CDEs must also have a demonstrated record and mission of serving or providing capital to low-income communities, and maintain accountability to those communities through representation on a governing or advisory board. As Boes explained, “We’re the intermediary or the middlemen in the equation that connect the capital to the communities.”

Examples of CDEs include affiliates of mission-driven organizations like Community Development Financial Institutions (CDFIs), community development corporations (and affordable housing developers), government agencies or banks.

Who Is Eligible for the New Markets Tax Credit?

Only qualified CDEs are able to apply for and receive NMTC funding. In general, developers and individual real estate investors that don’t fit the above definition of a CDE cannot apply for the tax credits themselves.

So Where do CRE Developers and Investors Fit In?

For most NMTC projects, investors are generally regulated financial institutions like banks. If a developer or individual real estate investor is interested in benefiting from the program, they would try to convince a CDE to use a portion of its tax credit allocation on a project in an eligible community.

Let’s say you’re interested in building a hospital in a low income community, or a business incubator or community recreation center. The problem is you don’t know if the project would be financially feasible.

Try getting in touch with a CDE in your area that has NMTCs and seeing if they and their investors are willing to put the tax credits towards your project. You can find qualified CDEs through the CDFI fund’s NMTC Awardee States Served map. Boes noted that CDEs may seek you out if you’re a developer with a clear track record of projects in NMTC communities, and that there are consultants who work to pair developers with CDEs.

Which Areas and Projects Are Eligible?

Investments must be placed in low-income census tracts, defined as census tracts with poverty rates at or above 20% or median incomes at or below 80% of the area median income. Potential projects can be checked against eligible tracts through a mapping system created by the CDFI Fund.

Almost any kind of project based in one of the designated census tracts is eligible, with a few exceptions, as Anderson explained:

  1. Developments primarily focused on rental housing, unless it’s housing within a mixed use space (for example, multifamily units and some form of retail or commercial space)
  2. Most agricultural uses
  3. Certain “sin businesses,” including casinos and liquor stores
  4. Non-tangible assets

A quick way to check for areas that may qualify for the NMTC is to look for opportunity zones and locations designated for inclusionary zoning and density bonuses. These are all indications of low-income areas in need of affordable housing.

How to Apply to the NMTC Program

If you plan to apply as a qualified CDE, and can prove your entity meets the requirements, here’s what you need to do.

Qualify as a CDE

Submit an application to the Treasury Department’s CDFI fund showing you meet the requirements for a CDE. You can find information about the application here.

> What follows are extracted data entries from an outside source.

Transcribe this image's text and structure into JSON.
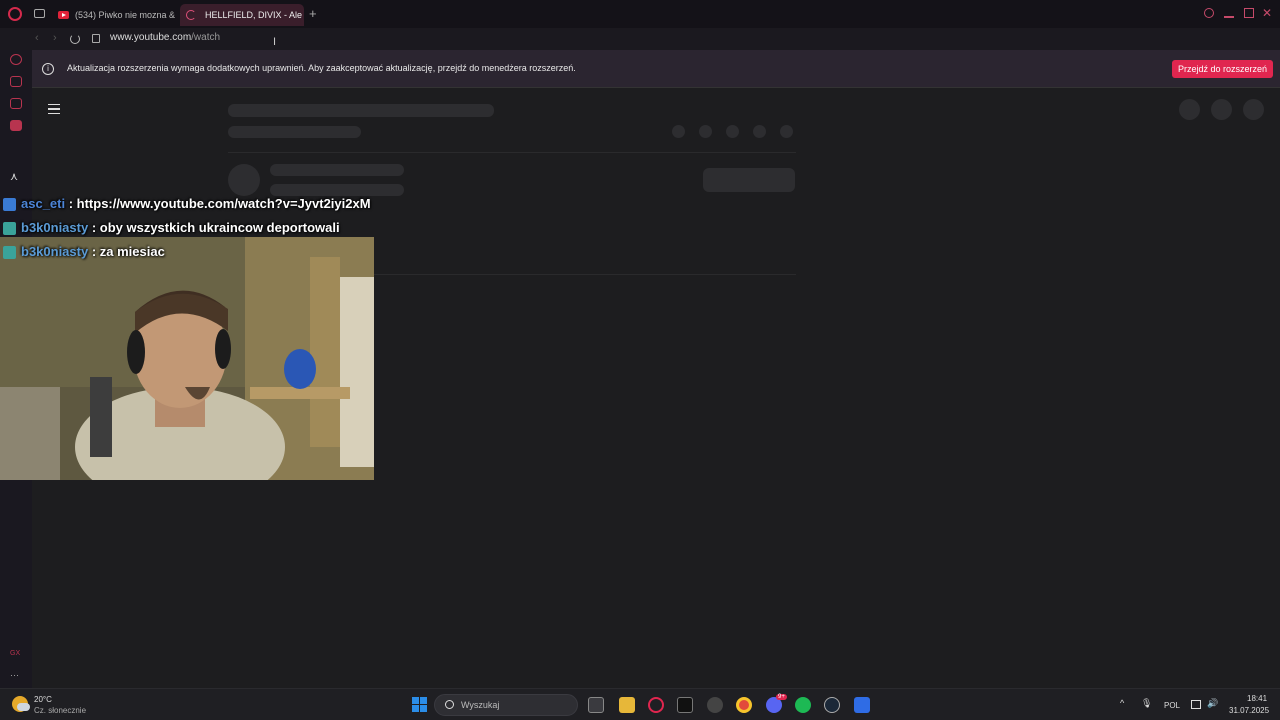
{
  "tabs": [
    {
      "title": "(534) Piwko nie mozna &",
      "active": false
    },
    {
      "title": "HELLFIELD, DIVIX - Ale A",
      "active": true
    }
  ],
  "new_tab_symbol": "+",
  "address": {
    "domain": "www.youtube.com",
    "path": "/watch"
  },
  "notice": {
    "text": "Aktualizacja rozszerzenia wymaga dodatkowych uprawnień. Aby zaakceptować aktualizację, przejdź do menedżera rozszerzeń.",
    "button": "Przejdź do rozszerzeń"
  },
  "chat": [
    {
      "user": "asc_eti",
      "separator": " : ",
      "message": "https://www.youtube.com/watch?v=Jyvt2iyi2xM"
    },
    {
      "user": "b3k0niasty",
      "separator": " : ",
      "message": "oby wszystkich ukraincow deportowali"
    },
    {
      "user": "b3k0niasty",
      "separator": " : ",
      "message": "za miesiac"
    }
  ],
  "taskbar": {
    "weather_temp": "20°C",
    "weather_cond": "Cz. słonecznie",
    "search_placeholder": "Wyszukaj",
    "language": "POL",
    "time": "18:41",
    "date": "31.07.2025",
    "discord_badge": "9+"
  },
  "colors": {
    "accent": "#e0264f",
    "chat_user": "#5b9bd5",
    "page_bg": "#1d1d1f"
  }
}
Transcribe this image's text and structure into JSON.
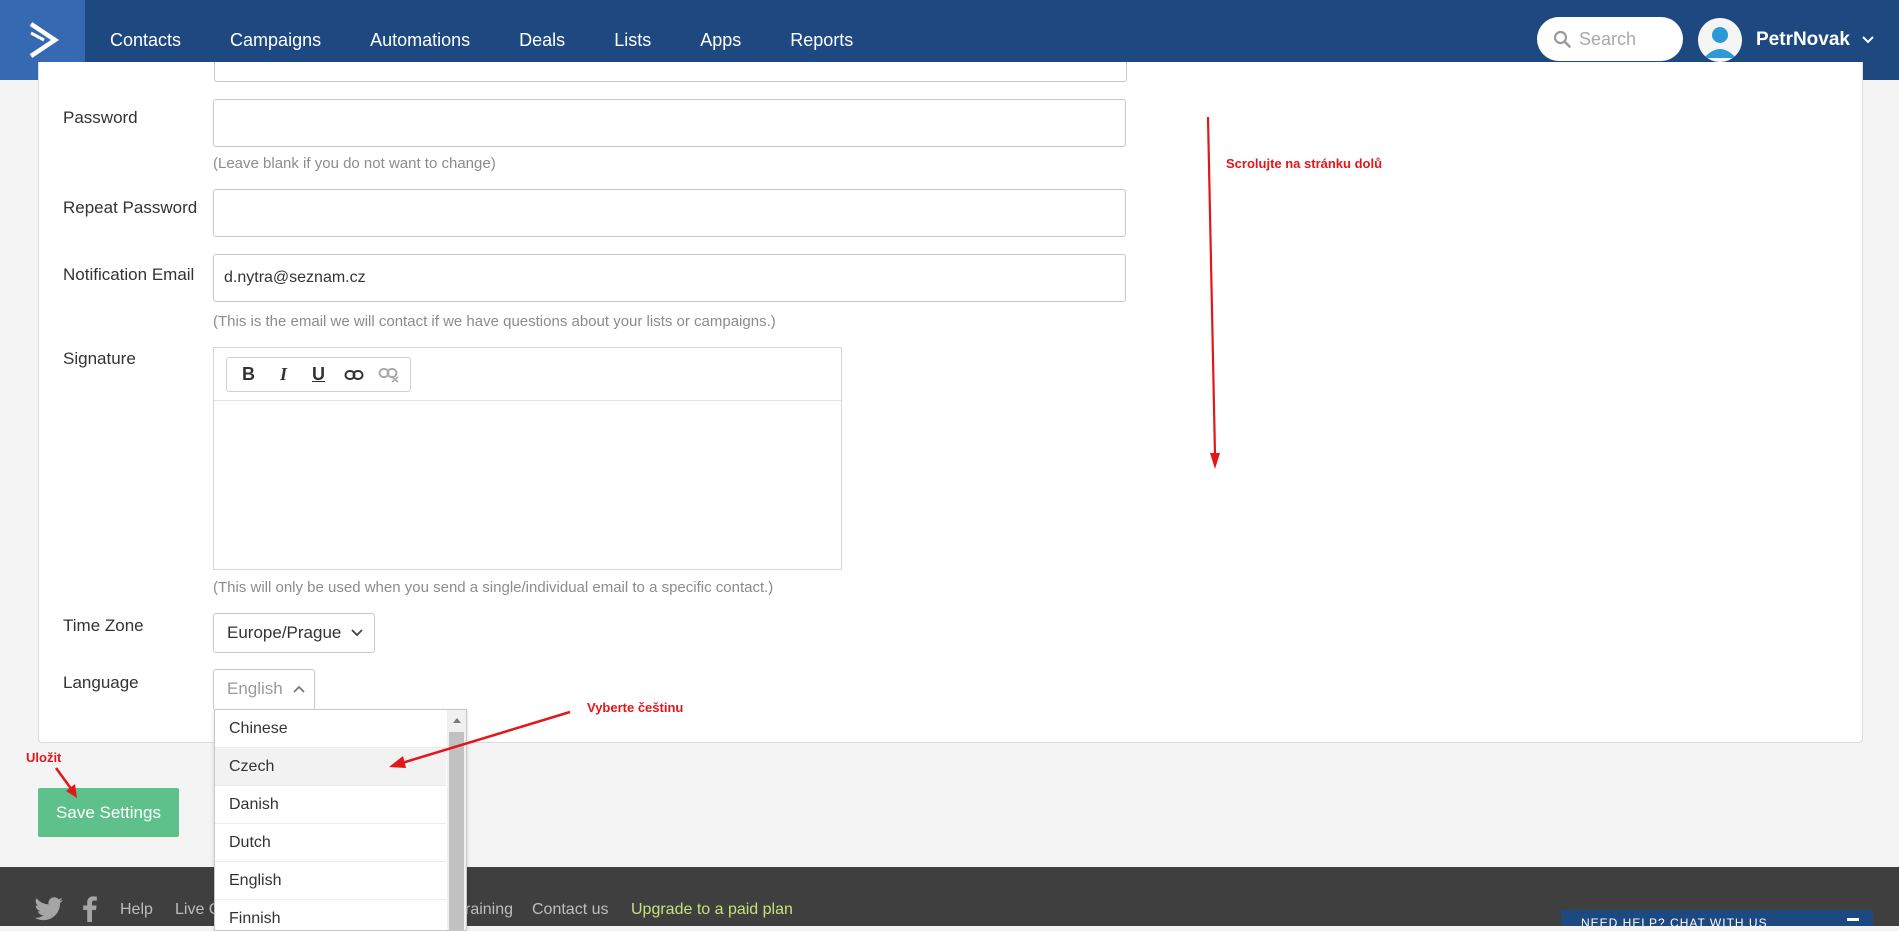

Attend Workshops and Webinars

The CDFI fund, in addition to answering questions by phone and email, hosts a number of workshops and webinars that guide applicants through the process and address concerns. There are usually two conference calls per application round, and an annually updated list of frequently asked questions.


Look for the notice that the application round has begun. In 2020, the round opened in late September. Applicants had until October 6 to submit their application as a qualified CDE, and until November 16 to submit the full application. Recipients and allocations will be announced in September, 2022.

Injecting Capital and Hope Into Underserved Communities

The NMTC levels the economic playing field of low and higher income communities. It’s a win-win for CDEs, investors and neighborhoods: CDEs or their development partners get to build in the areas they know best, these neighborhoods get much needed businesses through investors’ capital, and the investors get a tax break.